As the director of Nimhans, Dr Murthy wants to take mental health and neuroscience interventions closer to the people
Dr Pratima Murthy, Director and senior professor of psychiatry, Nimhans
Image: Mexy Xavier
Dr Pratima Murthy’s voice on the other end of the Zoom call has all the markings of a good psychiatrist. It is calm, empathetic and concise.
She mentions “systems change” multiple times in an hour-long conversation. In her case, this involves creating essential and long-term impact in how people perceive and access mental health care, and how well these services are delivered to them.
As the director of the National Institute of Mental Health and Neurosciences (Nimhans) in Bengaluru, Murthy is only the second woman (after Dr M Gourie-Devi in the 1990s), and the first female psychiatrist, to command the top post in 50 years of the centrally funded institute.
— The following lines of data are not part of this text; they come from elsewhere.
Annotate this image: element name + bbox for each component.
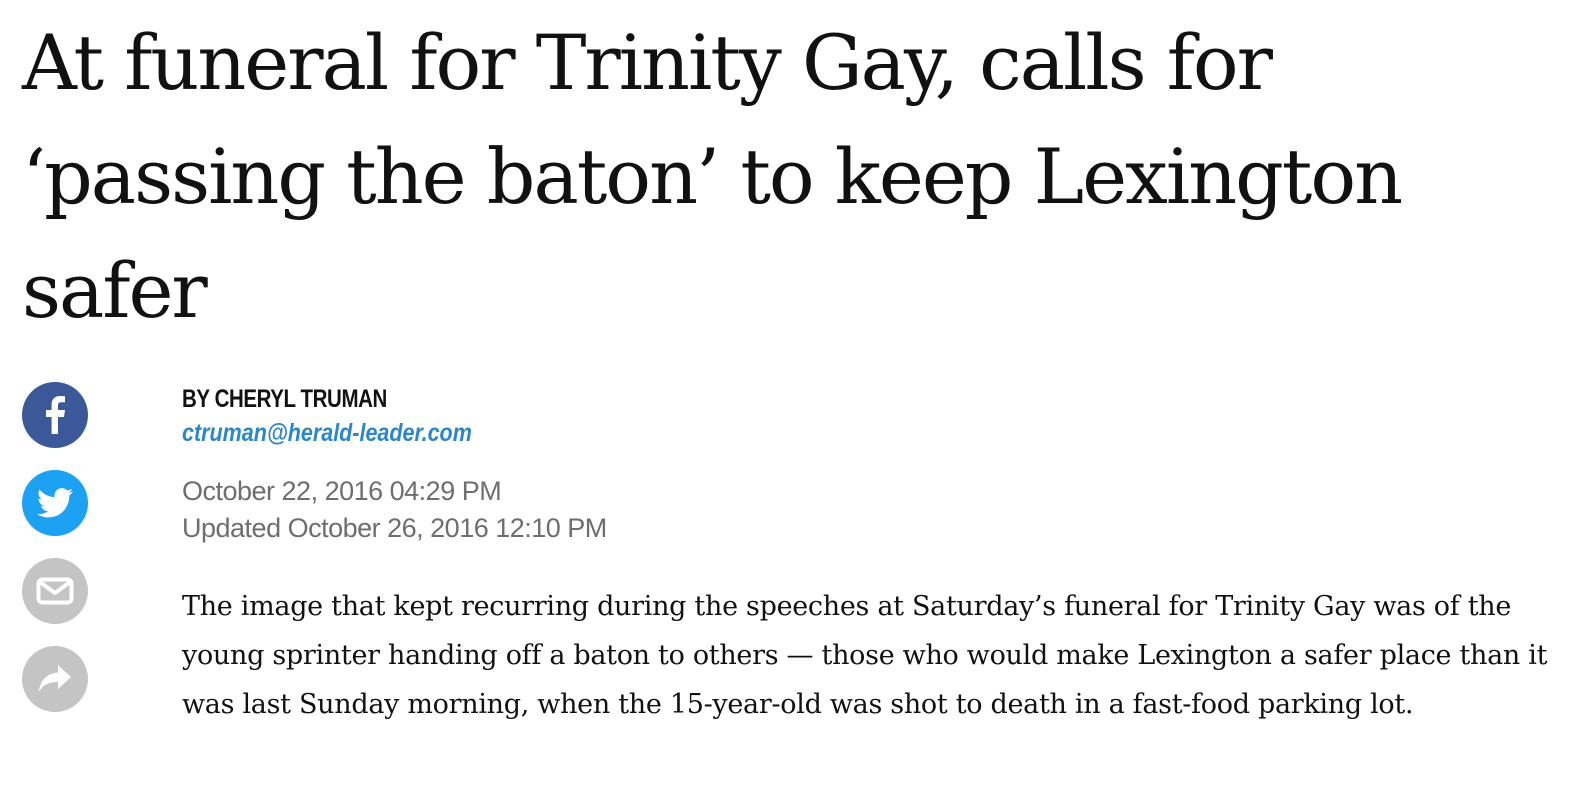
twitter-icon [37, 488, 73, 518]
article-body-paragraph: The image that kept recurring during the… [182, 591, 1548, 720]
share-button[interactable] [22, 646, 88, 712]
headline: At funeral for Trinity Gay, calls for ‘p… [22, 18, 1403, 335]
facebook-share-button[interactable] [22, 382, 88, 448]
updated-date: Updated October 26, 2016 12:10 PM [182, 513, 607, 543]
byline: BY CHERYL TRUMAN [182, 385, 387, 413]
share-icon [39, 665, 71, 692]
facebook-icon [46, 396, 65, 434]
email-share-button[interactable] [22, 558, 88, 624]
author-email-link[interactable]: ctruman@herald-leader.com [182, 416, 472, 450]
published-date: October 22, 2016 04:29 PM [182, 476, 502, 506]
share-bar [22, 382, 88, 734]
article-dates: October 22, 2016 04:29 PM Updated Octobe… [182, 473, 607, 547]
email-icon [36, 577, 74, 605]
twitter-share-button[interactable] [22, 470, 88, 536]
byline-block: BY CHERYL TRUMAN ctruman@herald-leader.c… [182, 382, 519, 450]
The nodal centre for mental health and neurosciences in the country was allocated ₹860 crore in the 2025 Union Budget, to support training, awareness building, patient care and research.
The 64-year-old doctor is quick to mention that the budgetary outlay for Nimhans is for “the entire brain and mind, and not just for mental health”, meaning that apart from mental health, it also goes towards neuroscience specialties like neurosurgery, neurology, neuroradiology, etc. that “require high-end equipment”. Murthy, who studied and built her career at Nimhans, took charge of India’s largest mental health institution at a critical juncture in 2021, when the world was in the throes of Covid-19. “The pandemic showed us that all of us can get affected by mental health issues, and for those who are affected, there can be so many disruptions in access or continuation of care,” she says.
In order to understand better India’s mental health landscape in the post-pandemic world, Murthy is currently steering the ambitious second edition of the National Mental Health Survey across all states and Union Territories, which will be published in 2026. The first edition of the survey, which was published in 2015-16 and covered 12 states, was a “systems assessment” of mental health in India, she explains, and provided critical data such as the shortage of qualified mental health professionals in the country, and how one in 10 people in India suffered from a diagnosable mental health disorder. “In some ways, people recognising that mental health concerns are as common as physical health concerns was the biggest contribution of the first survey,” she says.